Daniele Buetti - Biography
Daniele Buetti’s work is the mere continuation of the present with different, more extreme means. The artist, born in 1956 in Fribourg in the French part of Switzerland, has been concerning himself with the consumer and information society for decades. He works with simple and conventional material such as cardboard, ball-pens, wallpaper, wall paint and party lighting; creating installations, performances, drawings, videos, light boxes and sculptures. His resources are newspapers, magazines and advertisements but he also refers to television series, films and other media content. His choice of language is also seemingly basic; Buetti often employs the visual and linguistic terminology of advertisement, PR and marketing, making his message highly accessible.

"As an artist, I would never claim to have answers."

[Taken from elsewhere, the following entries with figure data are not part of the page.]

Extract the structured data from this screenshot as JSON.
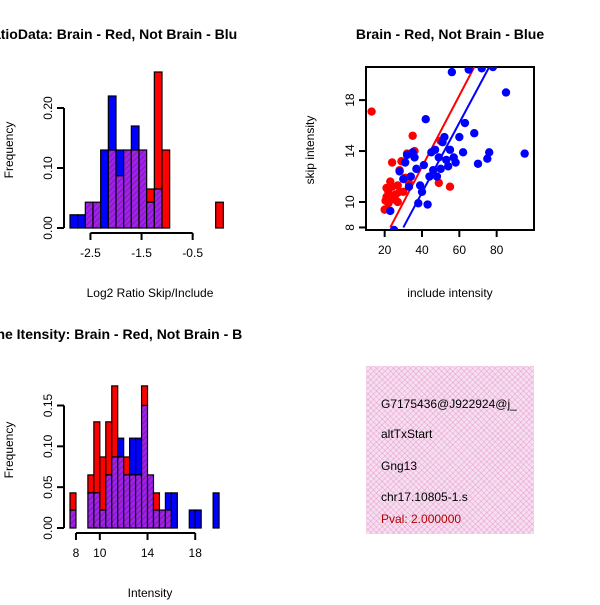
{
  "colors": {
    "red": "#ff0000",
    "blue": "#0000ff",
    "purple_fill": "#a020f0",
    "purple_hatch": "#7a1f7a",
    "pval": "#b00000"
  },
  "chart_data": [
    {
      "id": "ratio_hist",
      "type": "bar",
      "title": "RatioData: Brain - Red, Not Brain - Blu",
      "xlabel": "Log2 Ratio Skip/Include",
      "ylabel": "Frequency",
      "xlim": [
        -2.9,
        0.25
      ],
      "ylim": [
        0,
        0.26
      ],
      "xticks": [
        -2.5,
        -1.5,
        -0.5
      ],
      "xtick_labels": [
        "-2.5",
        "-1.5",
        "-0.5"
      ],
      "yticks": [
        0,
        0.1,
        0.2
      ],
      "ytick_labels": [
        "0.00",
        "0.10",
        "0.20"
      ],
      "bin_edges": [
        -2.9,
        -2.75,
        -2.6,
        -2.45,
        -2.3,
        -2.15,
        -2.0,
        -1.85,
        -1.7,
        -1.55,
        -1.4,
        -1.25,
        -1.1,
        -0.95,
        -0.8,
        -0.65,
        -0.5,
        -0.35,
        -0.2,
        -0.05,
        0.1
      ],
      "series": [
        {
          "name": "Brain",
          "color": "red",
          "values": [
            0,
            0,
            0.043,
            0.043,
            0,
            0.13,
            0.087,
            0.13,
            0.13,
            0.13,
            0.065,
            0.26,
            0.13,
            0,
            0,
            0,
            0,
            0,
            0,
            0.043
          ]
        },
        {
          "name": "Not Brain",
          "color": "blue",
          "values": [
            0.022,
            0.022,
            0.043,
            0.043,
            0.13,
            0.22,
            0.13,
            0.13,
            0.17,
            0.13,
            0.043,
            0.065,
            0,
            0,
            0,
            0,
            0,
            0,
            0,
            0
          ]
        }
      ]
    },
    {
      "id": "scatter",
      "type": "scatter",
      "title": "Brain - Red, Not Brain - Blue",
      "xlabel": "include intensity",
      "ylabel": "skip intensity",
      "xlim": [
        10,
        100
      ],
      "ylim": [
        7.8,
        20.6
      ],
      "xticks": [
        20,
        40,
        60,
        80
      ],
      "xtick_labels": [
        "20",
        "40",
        "60",
        "80"
      ],
      "yticks": [
        8,
        10,
        14,
        18
      ],
      "ytick_labels": [
        "8",
        "10",
        "14",
        "18"
      ],
      "series": [
        {
          "name": "Brain",
          "color": "red",
          "x": [
            13,
            20,
            20.5,
            21,
            21,
            22,
            22,
            23,
            23,
            24,
            24,
            25,
            26,
            27,
            27,
            28,
            28,
            29,
            30,
            31,
            32,
            33,
            35,
            36,
            49,
            50,
            55
          ],
          "y": [
            17.1,
            9.4,
            10.1,
            11.1,
            10.4,
            10.8,
            9.9,
            10.5,
            11.6,
            11.2,
            13.1,
            10.2,
            10.6,
            10.0,
            11.3,
            12.5,
            10.8,
            13.2,
            10.8,
            11.9,
            13.8,
            11.5,
            15.2,
            14.0,
            11.5,
            14.8,
            11.2
          ],
          "fit": [
            [
              23,
              8.0
            ],
            [
              68,
              20.6
            ]
          ]
        },
        {
          "name": "Not Brain",
          "color": "blue",
          "x": [
            23,
            25,
            28,
            30,
            31,
            32,
            33,
            34,
            35,
            36,
            37,
            38,
            39,
            40,
            41,
            42,
            43,
            44,
            45,
            46,
            47,
            48,
            49,
            50,
            51,
            52,
            53,
            54,
            55,
            56,
            57,
            58,
            60,
            62,
            63,
            65,
            68,
            70,
            72,
            75,
            76,
            78,
            85,
            95
          ],
          "y": [
            9.3,
            7.8,
            12.4,
            11.8,
            13.1,
            13.7,
            11.2,
            12.0,
            13.9,
            13.5,
            12.6,
            9.9,
            11.3,
            10.8,
            12.9,
            16.5,
            9.8,
            12.0,
            13.9,
            12.5,
            14.1,
            12.0,
            13.5,
            12.6,
            14.7,
            15.1,
            13.3,
            12.8,
            14.1,
            20.2,
            13.5,
            13.1,
            15.1,
            13.9,
            16.2,
            20.4,
            15.4,
            13.0,
            20.5,
            13.4,
            13.9,
            20.6,
            18.6,
            13.8
          ],
          "fit": [
            [
              30,
              8.0
            ],
            [
              76,
              20.6
            ]
          ]
        }
      ]
    },
    {
      "id": "intensity_hist",
      "type": "bar",
      "title": "Gene Itensity: Brain - Red, Not Brain - B",
      "xlabel": "Intensity",
      "ylabel": "Frequency",
      "xlim": [
        7.5,
        21
      ],
      "ylim": [
        0,
        0.18
      ],
      "xticks": [
        8,
        10,
        14,
        18
      ],
      "xtick_labels": [
        "8",
        "10",
        "14",
        "18"
      ],
      "yticks": [
        0,
        0.05,
        0.1,
        0.15
      ],
      "ytick_labels": [
        "0.00",
        "0.05",
        "0.10",
        "0.15"
      ],
      "bin_edges": [
        7.5,
        8.0,
        8.5,
        9.0,
        9.5,
        10.0,
        10.5,
        11.0,
        11.5,
        12.0,
        12.5,
        13.0,
        13.5,
        14.0,
        14.5,
        15.0,
        15.5,
        16.0,
        16.5,
        17.0,
        17.5,
        18.0,
        18.5,
        19.0,
        19.5,
        20.0,
        20.5,
        21.0
      ],
      "series": [
        {
          "name": "Brain",
          "color": "red",
          "values": [
            0.043,
            0,
            0,
            0.065,
            0.13,
            0.087,
            0.13,
            0.174,
            0.087,
            0.087,
            0.065,
            0.065,
            0.174,
            0.065,
            0.043,
            0.022,
            0.022,
            0,
            0,
            0,
            0,
            0,
            0,
            0,
            0,
            0,
            0
          ]
        },
        {
          "name": "Not Brain",
          "color": "blue",
          "values": [
            0.022,
            0,
            0,
            0.043,
            0.043,
            0.022,
            0.065,
            0.087,
            0.11,
            0.065,
            0.11,
            0.11,
            0.15,
            0.065,
            0.022,
            0.022,
            0.043,
            0.043,
            0,
            0,
            0.022,
            0.022,
            0,
            0,
            0.043,
            0,
            0
          ]
        }
      ]
    }
  ],
  "info": {
    "id": "G7175436@J922924@j_",
    "type": "altTxStart",
    "gene": "Gng13",
    "location": "chr17.10805-1.s",
    "pval": "Pval: 2.000000"
  }
}
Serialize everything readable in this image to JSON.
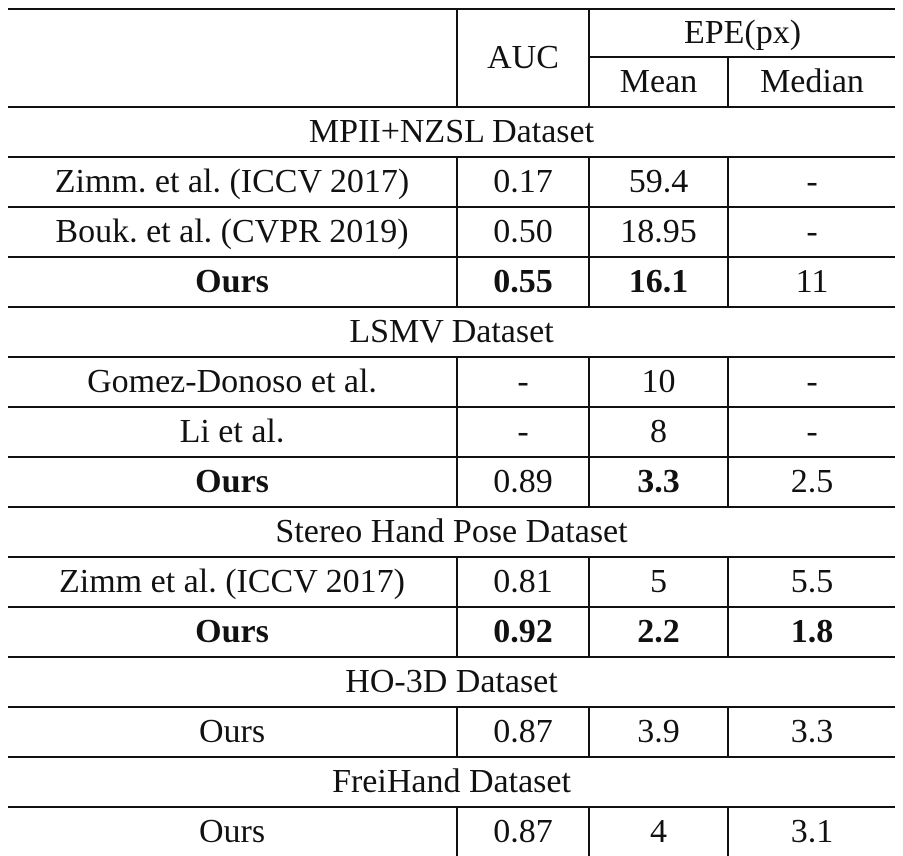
{
  "header": {
    "auc": "AUC",
    "epe": "EPE(px)",
    "mean": "Mean",
    "median": "Median"
  },
  "sections": [
    {
      "title": "MPII+NZSL Dataset",
      "rows": [
        {
          "method": "Zimm. et al. (ICCV 2017)",
          "auc": "0.17",
          "mean": "59.4",
          "median": "-"
        },
        {
          "method": "Bouk. et al. (CVPR 2019)",
          "auc": "0.50",
          "mean": "18.95",
          "median": "-"
        },
        {
          "method": "Ours",
          "auc": "0.55",
          "mean": "16.1",
          "median": "11"
        }
      ]
    },
    {
      "title": "LSMV Dataset",
      "rows": [
        {
          "method": "Gomez-Donoso et al.",
          "auc": "-",
          "mean": "10",
          "median": "-"
        },
        {
          "method": "Li et al.",
          "auc": "-",
          "mean": "8",
          "median": "-"
        },
        {
          "method": "Ours",
          "auc": "0.89",
          "mean": "3.3",
          "median": "2.5"
        }
      ]
    },
    {
      "title": "Stereo Hand Pose Dataset",
      "rows": [
        {
          "method": "Zimm et al. (ICCV 2017)",
          "auc": "0.81",
          "mean": "5",
          "median": "5.5"
        },
        {
          "method": "Ours",
          "auc": "0.92",
          "mean": "2.2",
          "median": "1.8"
        }
      ]
    },
    {
      "title": "HO-3D Dataset",
      "rows": [
        {
          "method": "Ours",
          "auc": "0.87",
          "mean": "3.9",
          "median": "3.3"
        }
      ]
    },
    {
      "title": "FreiHand Dataset",
      "rows": [
        {
          "method": "Ours",
          "auc": "0.87",
          "mean": "4",
          "median": "3.1"
        }
      ]
    }
  ]
}
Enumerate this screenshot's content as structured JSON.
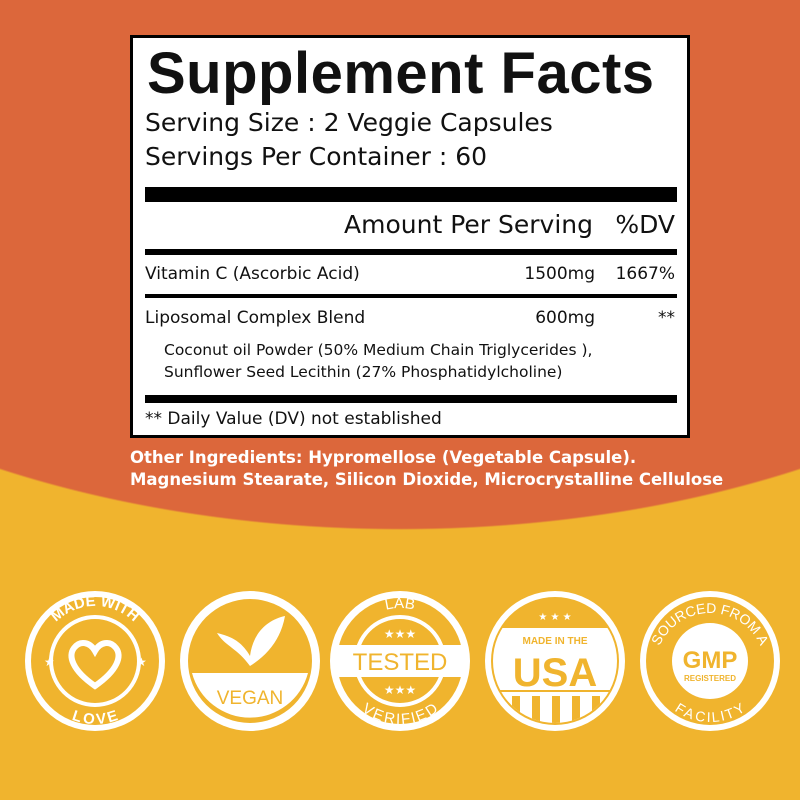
{
  "label": {
    "title": "Supplement Facts",
    "serving_size": "Serving Size : 2 Veggie Capsules",
    "servings_per_container": "Servings Per Container : 60",
    "header_amount": "Amount Per Serving",
    "header_dv": "%DV",
    "rows": [
      {
        "name": "Vitamin C (Ascorbic Acid)",
        "amount": "1500mg",
        "dv": "1667%"
      },
      {
        "name": "Liposomal Complex Blend",
        "amount": "600mg",
        "dv": "**"
      }
    ],
    "blend_line1": "Coconut oil Powder (50% Medium Chain Triglycerides ),",
    "blend_line2": "Sunflower Seed Lecithin (27% Phosphatidylcholine)",
    "footnote": "** Daily Value (DV) not established"
  },
  "other_ingredients": {
    "line1": "Other Ingredients: Hypromellose (Vegetable Capsule).",
    "line2": "Magnesium Stearate, Silicon Dioxide, Microcrystalline Cellulose"
  },
  "badges": [
    {
      "icon": "heart-icon",
      "top": "MADE WITH",
      "bottom": "LOVE"
    },
    {
      "icon": "leaf-icon",
      "center": "VEGAN"
    },
    {
      "icon": "star-icon",
      "top": "LAB",
      "center": "TESTED",
      "bottom": "VERIFIED"
    },
    {
      "icon": "usa-flag-icon",
      "top": "MADE IN THE",
      "center": "USA"
    },
    {
      "icon": "gmp-icon",
      "top": "SOURCED FROM A",
      "center": "GMP",
      "sub": "REGISTERED",
      "bottom": "FACILITY"
    }
  ],
  "colors": {
    "orange": "#dc673b",
    "yellow": "#f0b42e",
    "white": "#ffffff"
  }
}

In his earlier work Buetti explored the meaning and influence of symbols and signs. He created a sign himself, the winged cross, which he introduced in various contexts and which he consciously allowed to be copied and misused.The artist, who lives in Zürich, came to prominence with his collection of works “Looking for Love” (1996-2001). The pieces show models and film stars with brand names tattooed on their skin; Buetti drew on the back of glossy magazines with a ball-pen to get the effect. With this he put the concept of the brand, its psycho-cultural causes and effects and consumption up for discussion. „As an artist, I would never claim to have answers. I consider it my job to ask questions and to keep certain, recurring questions alive“he told the arts magazine Art in 2008.

Buetti is coping with this task in constantly changing variations. He is questioning the gap between appearance and reality, analyzes contradictions, reveals what lies underneath the glossy surface and extradites the observer, first to the truth, then to himself.

Daniele Buetti - collections
The work of Daniele Buetti can be found, amongst others, in the collections of the Kunsthaus Zürich, the Musée de l’Elysée in Lausanne, the Maison Europeenne de la Photographie in Paris, the Museo Nacional Centro de Arte Reina Sofia in Madrid and the ZKM, centre for art and media technology in Karlsruhe.